Feasting in Southeast Asia
Feasting has long played a crucial role in the social, political, and economic dynamics of village life. It is far more than a gustatory and social diversion from daily work routines: alliances are brokered by feasts; debts are created and political battles waged. Feasts create enormous pressure to increase the production of food and prestige items in order to achieve the social and political goals of their promoters. In fact, Brian Hayden argues, the domestication of plants and animals likely resulted from such feasting pressures.
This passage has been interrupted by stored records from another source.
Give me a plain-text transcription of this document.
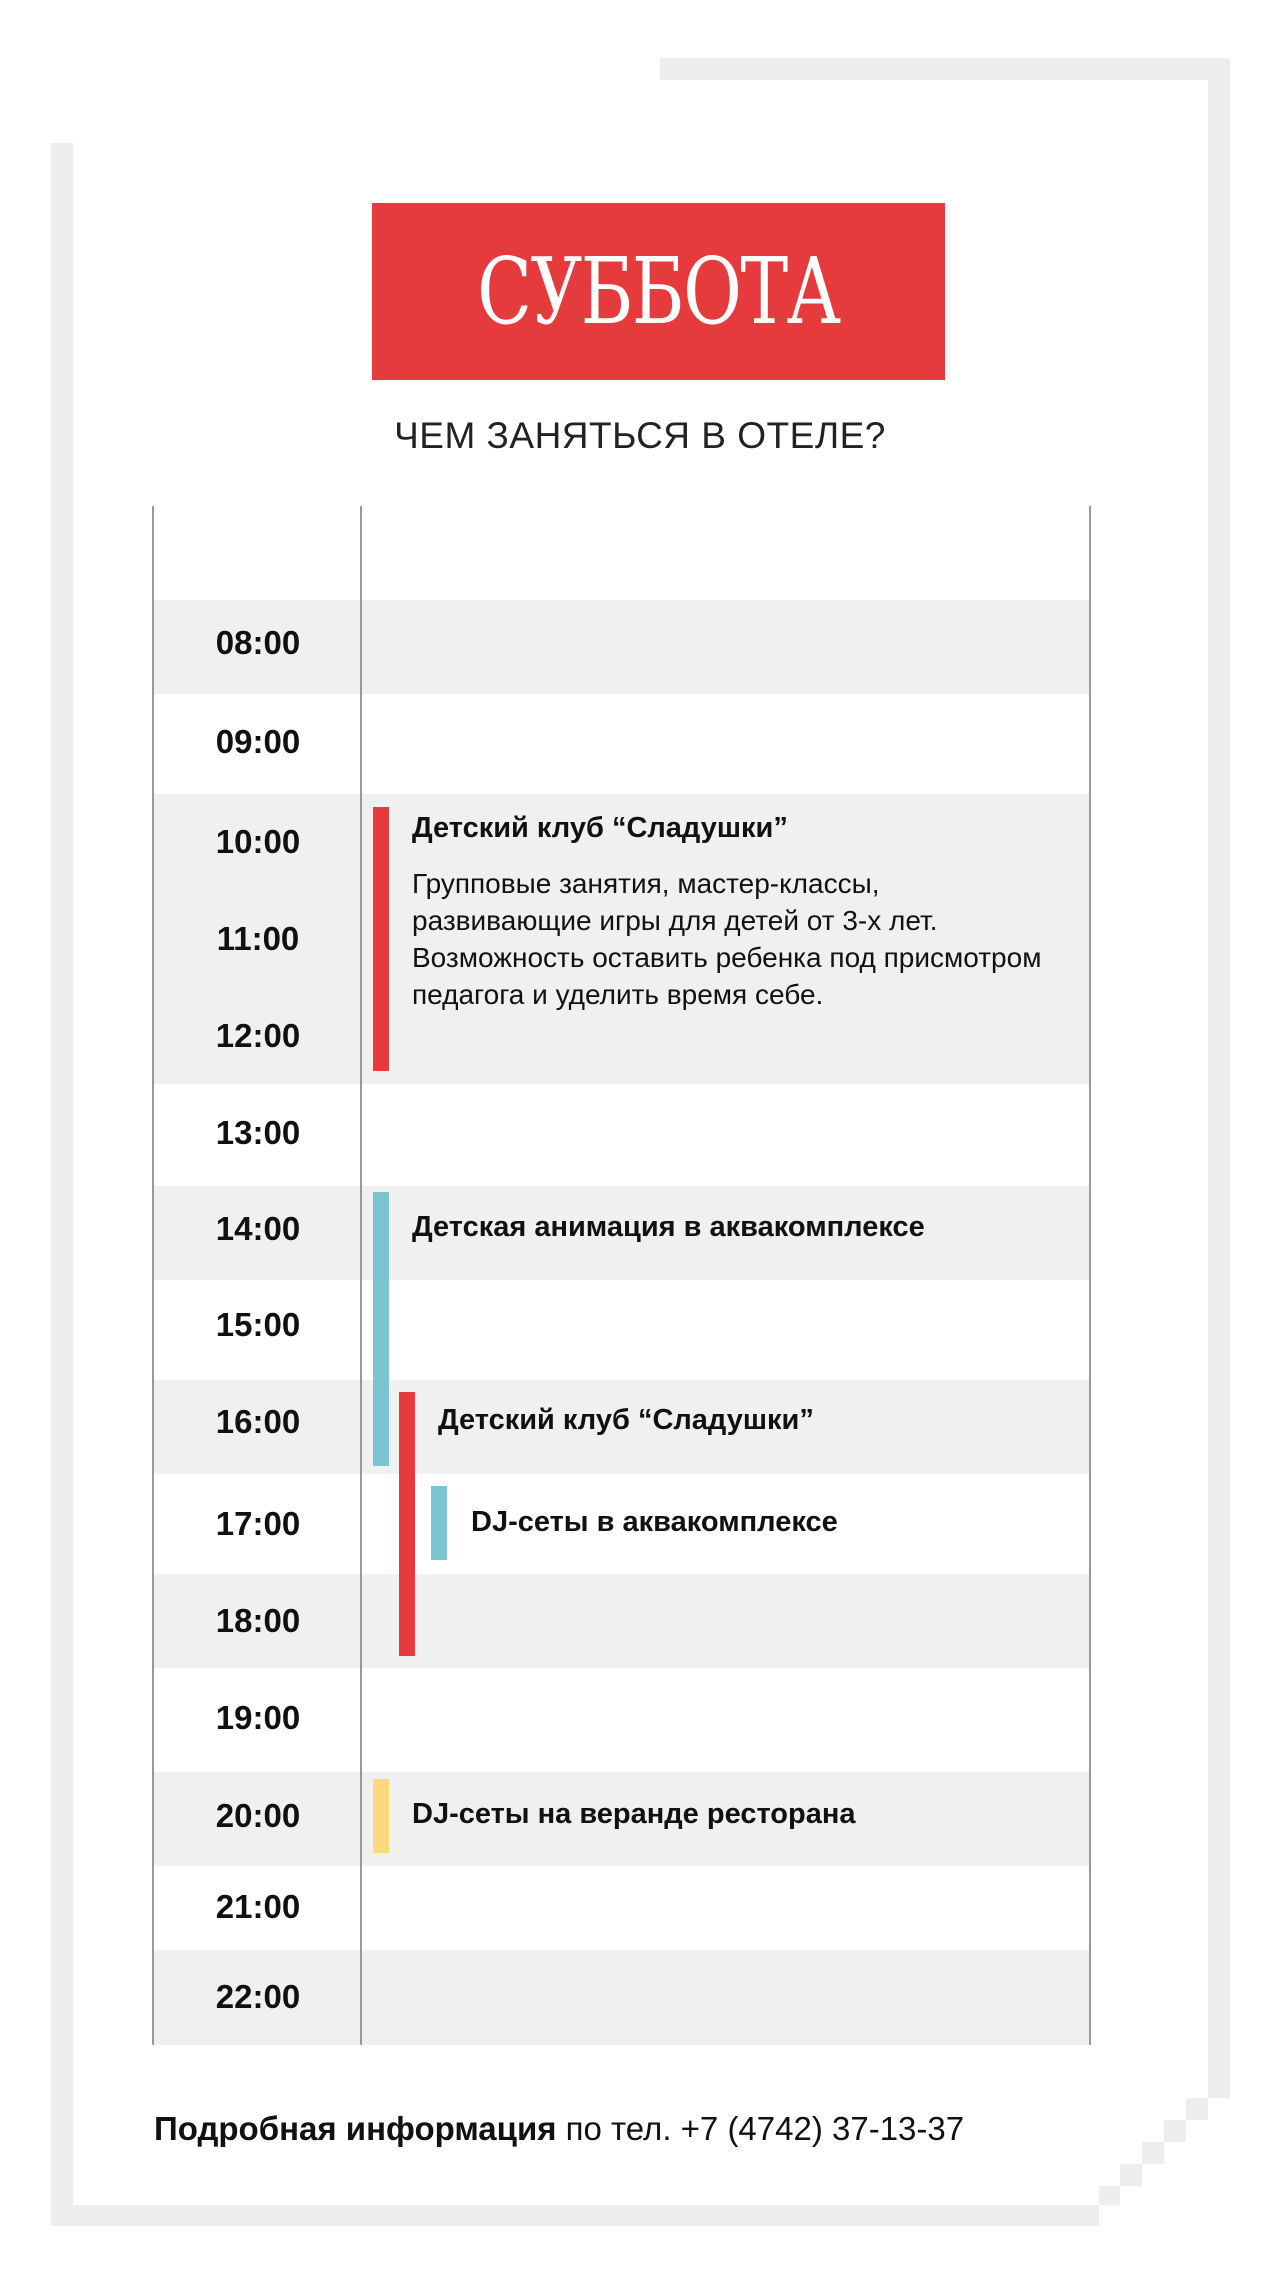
СУББОТА
ЧЕМ ЗАНЯТЬСЯ В ОТЕЛЕ?
08:00
09:00
10:00
11:00
12:00
13:00
14:00
15:00
16:00
17:00
18:00
19:00
20:00
21:00
22:00
Детский клуб “Сладушки”
Групповые занятия, мастер-классы, развивающие игры для детей от 3-х лет. Возможность оставить ребенка под присмотром педагога и уделить время себе.
Детская анимация в аквакомплексе
Детский клуб “Сладушки”
DJ-сеты в аквакомплексе
DJ-сеты на веранде ресторана
Подробная информация по тел. +7 (4742) 37-13-37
Feasting has been one of the most important forces behind cultural change since the end of the Paleolithic era.
Feasting in Southeast Asia documents the dynamics of traditional feasting and the ways in which a bewildering array of different types of feasts benefits hosts. Hayden argues that people’s ability to marry, reproduce, defend themselves against threats and attacks, and protect their interests in village politics all depend on their ability to engage in feasting networks. To be excluded from such networks means to be subject to attack by social predators, perhaps even leading to enslavement. As an archaeologist, Hayden pays specific attention to the materials involved in feasting and how feasting might be identified and interpreted from archaeological remains. His conclusions are based on his own ethnographic field studies in Thailand, Laos, Vietnam, and Indonesia, as well as a comparative overview of the regional literature on feasting. Hayden gives particular attention to the longhouses of Vietnam, an unusual but important social unit that hosts feasts, in an attempt to understand why they became established.
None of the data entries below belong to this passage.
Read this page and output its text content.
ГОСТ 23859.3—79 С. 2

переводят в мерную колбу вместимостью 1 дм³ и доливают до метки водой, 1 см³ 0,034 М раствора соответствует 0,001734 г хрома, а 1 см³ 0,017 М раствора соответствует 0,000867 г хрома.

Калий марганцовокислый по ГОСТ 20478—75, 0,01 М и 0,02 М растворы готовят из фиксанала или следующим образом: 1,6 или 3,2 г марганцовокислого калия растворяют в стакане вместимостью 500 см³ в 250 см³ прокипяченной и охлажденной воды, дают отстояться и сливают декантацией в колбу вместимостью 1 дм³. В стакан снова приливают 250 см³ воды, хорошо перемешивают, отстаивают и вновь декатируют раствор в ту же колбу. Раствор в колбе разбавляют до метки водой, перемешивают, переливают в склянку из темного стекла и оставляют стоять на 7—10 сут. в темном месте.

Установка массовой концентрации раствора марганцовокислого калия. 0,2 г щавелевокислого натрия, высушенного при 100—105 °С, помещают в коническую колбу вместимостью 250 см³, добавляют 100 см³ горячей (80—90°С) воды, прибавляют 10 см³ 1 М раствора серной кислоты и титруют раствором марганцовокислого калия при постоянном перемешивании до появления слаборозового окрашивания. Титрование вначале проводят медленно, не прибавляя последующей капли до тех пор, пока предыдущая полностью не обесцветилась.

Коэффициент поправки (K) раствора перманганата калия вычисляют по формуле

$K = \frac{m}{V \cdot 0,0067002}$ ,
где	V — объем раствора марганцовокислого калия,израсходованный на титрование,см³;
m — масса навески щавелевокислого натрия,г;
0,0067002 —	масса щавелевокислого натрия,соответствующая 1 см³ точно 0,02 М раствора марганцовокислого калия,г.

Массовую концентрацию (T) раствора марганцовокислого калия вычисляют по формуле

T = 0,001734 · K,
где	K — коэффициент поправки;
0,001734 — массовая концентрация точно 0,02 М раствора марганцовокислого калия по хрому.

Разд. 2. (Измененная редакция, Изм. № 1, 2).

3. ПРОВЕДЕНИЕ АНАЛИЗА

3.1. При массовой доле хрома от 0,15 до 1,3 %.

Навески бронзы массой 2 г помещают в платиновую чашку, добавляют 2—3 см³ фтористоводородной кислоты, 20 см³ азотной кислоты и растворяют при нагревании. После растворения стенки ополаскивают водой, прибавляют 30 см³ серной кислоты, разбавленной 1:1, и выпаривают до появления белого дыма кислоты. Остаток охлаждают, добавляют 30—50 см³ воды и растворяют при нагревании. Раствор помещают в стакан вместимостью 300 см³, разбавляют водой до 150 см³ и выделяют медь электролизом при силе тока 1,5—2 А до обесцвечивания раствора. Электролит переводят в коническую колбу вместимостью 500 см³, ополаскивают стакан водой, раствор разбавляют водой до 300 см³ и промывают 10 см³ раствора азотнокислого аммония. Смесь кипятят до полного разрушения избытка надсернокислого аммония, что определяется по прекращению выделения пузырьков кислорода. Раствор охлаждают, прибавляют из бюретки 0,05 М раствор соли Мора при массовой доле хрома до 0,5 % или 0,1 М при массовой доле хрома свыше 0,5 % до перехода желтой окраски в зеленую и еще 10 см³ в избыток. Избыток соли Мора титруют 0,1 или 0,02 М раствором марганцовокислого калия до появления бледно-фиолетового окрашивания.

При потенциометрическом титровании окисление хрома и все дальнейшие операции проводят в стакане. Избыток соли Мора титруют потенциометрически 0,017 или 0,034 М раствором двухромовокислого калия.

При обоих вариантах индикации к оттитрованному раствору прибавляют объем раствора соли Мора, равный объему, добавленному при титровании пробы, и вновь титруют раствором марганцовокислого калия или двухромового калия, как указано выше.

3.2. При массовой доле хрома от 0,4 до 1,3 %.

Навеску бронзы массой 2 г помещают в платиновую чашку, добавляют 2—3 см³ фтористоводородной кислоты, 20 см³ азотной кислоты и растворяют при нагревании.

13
This unique volume is the culmination of fifteen years of fieldwork among tribal groups in Southeast Asia. Until now no one has examined feasting as a general phenomenon in Southeast Asia or tried to synthesize its underlying dynamics from a theoretical perspective. The book will be of interest to cultural anthropologists, archaeologists, historians, and others involved in food studies.
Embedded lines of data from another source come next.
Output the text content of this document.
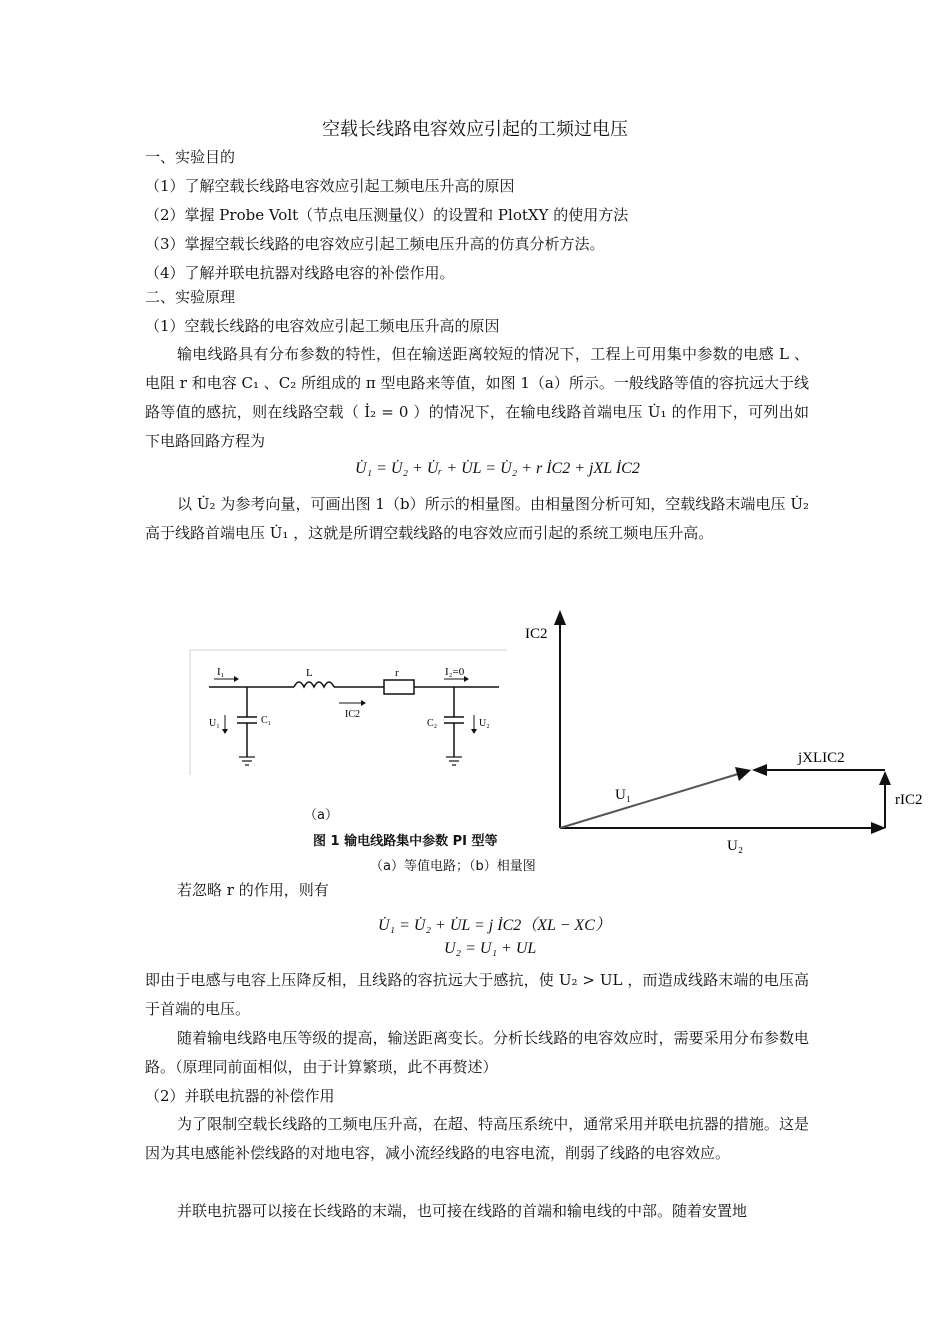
空载长线路电容效应引起的工频过电压
一、实验目的
（1）了解空载长线路电容效应引起工频电压升高的原因
（2）掌握 Probe Volt（节点电压测量仪）的设置和 PlotXY 的使用方法
（3）掌握空载长线路的电容效应引起工频电压升高的仿真分析方法。
（4）了解并联电抗器对线路电容的补偿作用。
二、实验原理
（1）空载长线路的电容效应引起工频电压升高的原因
输电线路具有分布参数的特性，但在输送距离较短的情况下，工程上可用集中参数的电感 L 、电阻 r 和电容 C₁ 、C₂ 所组成的 π 型电路来等值，如图 1（a）所示。一般线路等值的容抗远大于线路等值的感抗，则在线路空载（ İ₂ = 0 ）的情况下，在输电线路首端电压 U̇₁ 的作用下，可列出如下电路回路方程为
U̇₁ = U̇₂ + U̇ᵣ + U̇L = U̇₂ + r İC2 + jXL İC2
以 U̇₂ 为参考向量，可画出图 1（b）所示的相量图。由相量图分析可知，空载线路末端电压 U̇₂ 高于线路首端电压 U̇₁ ，这就是所谓空载线路的电容效应而引起的系统工频电压升高。
I₁	L	r	I₂=0
IC2
U₁	C₁	C₂	U₂
（a）
图 1 输电线路集中参数 PI 型等
（a）等值电路；（b）相量图
IC2
jXLIC2
U₁	rIC2
U₂
若忽略 r 的作用，则有
U̇₁ = U̇₂ + U̇L = j İC2（XL − XC）
U₂ = U₁ + UL
即由于电感与电容上压降反相，且线路的容抗远大于感抗，使 U₂ > UL ，而造成线路末端的电压高于首端的电压。
随着输电线路电压等级的提高，输送距离变长。分析长线路的电容效应时，需要采用分布参数电路。（原理同前面相似，由于计算繁琐，此不再赘述）
（2）并联电抗器的补偿作用
为了限制空载长线路的工频电压升高，在超、特高压系统中，通常采用并联电抗器的措施。这是因为其电感能补偿线路的对地电容，减小流经线路的电容电流，削弱了线路的电容效应。
并联电抗器可以接在长线路的末端，也可接在线路的首端和输电线的中部。随着安置地
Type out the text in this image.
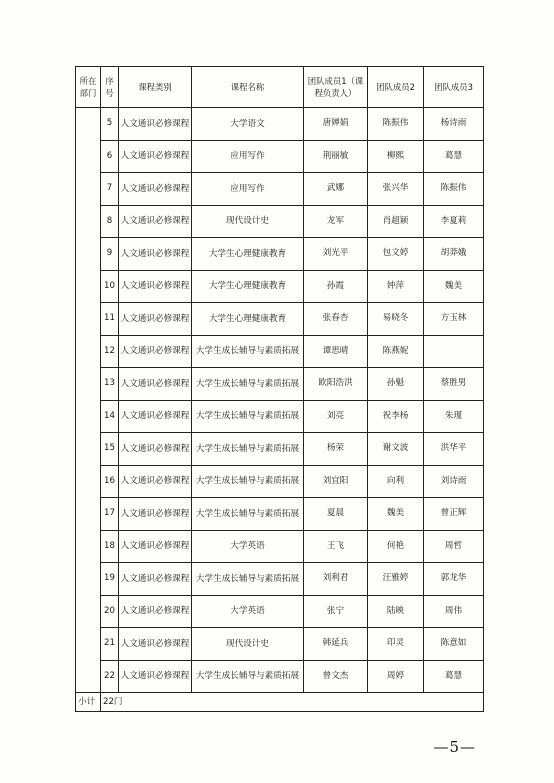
所在部门	序号	课程类别	课程名称	团队成员1（课程负责人）	团队成员2	团队成员3
	5	人文通识必修课程	大学语文	唐婵娟	陈振伟	杨诗雨
	6	人文通识必修课程	应用写作	荆丽敏	柳熙	葛慧
	7	人文通识必修课程	应用写作	武娜	张兴华	陈振伟
	8	人文通识必修课程	现代设计史	龙军	肖超颖	李夏莉
	9	人文通识必修课程	大学生心理健康教育	刘光平	包文婷	胡莽娥
	10	人文通识必修课程	大学生心理健康教育	孙霞	钟萍	魏美
	11	人文通识必修课程	大学生心理健康教育	张春杏	易晓冬	方玉林
	12	人文通识必修课程	大学生成长辅导与素质拓展	谭思晴	陈燕妮	
	13	人文通识必修课程	大学生成长辅导与素质拓展	欧阳浩洪	孙魁	蔡胜男
	14	人文通识必修课程	大学生成长辅导与素质拓展	刘亮	祝李杨	朱瑾
	15	人文通识必修课程	大学生成长辅导与素质拓展	杨荣	谢文波	洪华平
	16	人文通识必修课程	大学生成长辅导与素质拓展	刘宜阳	向利	刘诗雨
	17	人文通识必修课程	大学生成长辅导与素质拓展	夏晨	魏美	曾正辉
	18	人文通识必修课程	大学英语	王飞	何艳	周哲
	19	人文通识必修课程	大学生成长辅导与素质拓展	刘利君	汪雅婷	郭龙华
	20	人文通识必修课程	大学英语	张宁	陆映	周伟
	21	人文通识必修课程	现代设计史	韩延兵	印灵	陈意如
	22	人文通识必修课程	大学生成长辅导与素质拓展	曾文杰	周婷	葛慧
小计	22门					
—5—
Serious comparative ethnographic studies are rare, and Brian Hayden has produced one of the very best. Feasting in Southeast Asia brings together an incredible wealth of detail based on original ethnographic research and careful reanalysis of previous ethnographies. It will be of great use to anyone interested in the material forces affecting sociopolitical variation in traditional societies.
This book is a must-have for scholars who are interested in comparative premodern political economies in Southeast Asia. It contributes to the study of feasting and its social, economic, political, and ideological elements in a way that neither ethnographic studies nor archaeological studies alone can accomplish. It will also appeal to a wider range of academics in the expanding interdisciplinary field of ‘food studies.